가까운 미래 정책 최적화

초록

검증 가능한 보상을 활용한 강화 학습(RLVR)은 핵심적인 사후 훈련 방법론으로 자리 잡았습니다. 온-정책 탐사에 적합한 오프-정책 궤적을 도입하면 RLVR의 수렴 속도가 가속화되고 성능 상한선이 높아지지만, 이러한 궤적의 공급원을 찾는 것이 핵심 과제로 남아있습니다. 기존의 혼합 정책 방법은 외부 교사로부터 궤적을 수입하거나(고품질이지만 분포 차이가 큼) 과거 훈련 궤적을 재사용하거나(분포는 가깝지만 품질이 제한적) 하는 방식으로, 효과적 학습 신호 S = Q/V를 극대화하기 위해 필요한 '충분히 강력함(더 높은 Q, 학습할 새로운 지식이 더 많음)'과 '충분히 가까움(더 낮은 V, 흡수하기 더 쉬움)' 조건을 동시에 충족하지 못했습니다. 우리는 Near-Future Policy Optimization(NPO)을 제안합니다. 이는 정책의 근미래 자아로부터 학습하는 단순한 혼합 정책 방식으로, 동일 훈련 실행에서 이후에 생성된 체크포인트는 현재 정책보다 강력하면서도 외부 공급원보다 가까운, 즉 궤적 품질과 분산 비용을 직접적으로 균형 잡는 자연스러운 보조 궤적 공급원 역할을 합니다. 우리는 초기 단계 부트스트래핑과 후기 단계 정체기 돌파라는 두 가지 수동 개입을 통해 NPO를 검증하고, 더 나아가 온라인 훈련 신호로부터 자동으로 개입을 트리거하고 S를 극대화하는 가이드 체크포인트를 선택하는 적응형 변종인 AutoNPO를 제안합니다. Qwen3-VL-8B-Instruct와 GRPO를 사용한 실험에서 NPO는 평균 성능을 57.88에서 62.84로 향상시켰으며, AutoNPO는 이를 63.15까지 끌어올려 최종 성능 상한선을 높이면서도 수렴 속도를 가속화했습니다.

English

Reinforcement learning with verifiable rewards (RLVR) has become a core post-training recipe.
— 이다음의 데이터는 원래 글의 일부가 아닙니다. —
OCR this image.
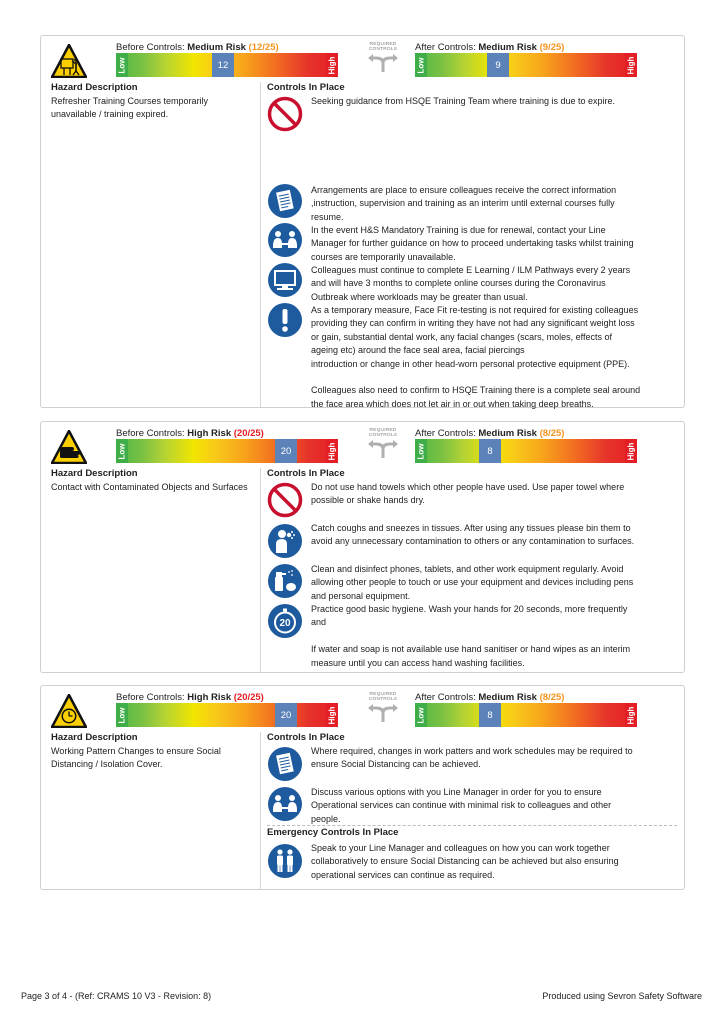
Before Controls: Medium Risk (12/25)
Low	12	High
REQUIRED
CONTROLS	After Controls: Medium Risk (9/25)
Low	9	High
Hazard Description
Refresher Training Courses temporarily unavailable / training expired.
Controls In Place
Seeking guidance from HSQE Training Team where training is due to expire.
Arrangements are place to ensure colleagues receive the correct information ,instruction, supervision and training as an interim until external courses fully resume.
In the event H&S Mandatory Training is due for renewal, contact your Line Manager for further guidance on how to proceed undertaking tasks whilst training courses are temporarily unavailable.
Colleagues must continue to complete E Learning / ILM Pathways every 2 years and will have 3 months to complete online courses during the Coronavirus Outbreak where workloads may be greater than usual.
As a temporary measure, Face Fit re-testing is not required for existing colleagues providing they can confirm in writing they have not had any significant weight loss or gain, substantial dental work, any facial changes (scars, moles, effects of ageing etc) around the face seal area, facial piercings
introduction or change in other head-worn personal protective equipment (PPE).
Colleagues also need to confirm to HSQE Training there is a complete seal around the face area which does not let air in or out when taking deep breaths.
Before Controls: High Risk (20/25)
Low	20	High
REQUIRED
CONTROLS	After Controls: Medium Risk (8/25)
Low	8	High
Hazard Description
Contact with Contaminated Objects and Surfaces
Controls In Place
Do not use hand towels which other people have used. Use paper towel where possible or shake hands dry.
Catch coughs and sneezes in tissues. After using any tissues please bin them to avoid any unnecessary contamination to others or any contamination to surfaces.
Clean and disinfect phones, tablets, and other work equipment regularly. Avoid allowing other people to touch or use your equipment and devices including pens and personal equipment.
20
Practice good basic hygiene. Wash your hands for 20 seconds, more frequently and
If water and soap is not available use hand sanitiser or hand wipes as an interim measure until you can access hand washing facilities.
Before Controls: High Risk (20/25)
Low	20	High
REQUIRED
CONTROLS	After Controls: Medium Risk (8/25)
Low	8	High
Hazard Description
Working Pattern Changes to ensure Social Distancing / Isolation Cover.
Controls In Place
Where required, changes in work patters and work schedules may be required to ensure Social Distancing can be achieved.
Discuss various options with you Line Manager in order for you to ensure Operational services can continue with minimal risk to colleagues and other people.
Emergency Controls In Place
Speak to your Line Manager and colleagues on how you can work together collaboratively to ensure Social Distancing can be achieved but also ensuring operational services can continue as required.
Page 3 of 4 - (Ref: CRAMS 10 V3 - Revision: 8)	Produced using Sevron Safety Software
Introducing suitable off-policy trajectories into on-policy exploration accelerates RLVR convergence and raises the performance ceiling, yet finding a source of such trajectories remains the key challenge. Existing mixed-policy methods either import trajectories from external teachers (high-quality but distributionally far) or replay past training trajectories (close but capped in quality), and neither simultaneously satisfies the strong enough (higher Q , more new knowledge to learn) and close enough (lower V , more readily absorbed) conditions required to maximize the effective learning signal S = Q/V. We propose Near-Future Policy Optimization (NPO), a simple mixed-policy scheme that learns from a policy's own near-future self: a later checkpoint from the same training run is a natural source of auxiliary trajectories that is both stronger than the current policy and closer than any external source, directly balancing trajectory quality against variance cost. We validate NPO through two manual interventions, early-stage bootstrapping and late-stage plateau breakthrough, and further propose AutoNPO,an adaptive variant that automatically triggers interventions from online training signals and selects the guide checkpoint that maximizes S. On Qwen3-VL-8B-Instruct with GRPO, NPO improves average performance from 57.88 to 62.84, and AutoNPO pushes it to 63.15, raising the final performance ceiling while accelerating convergence.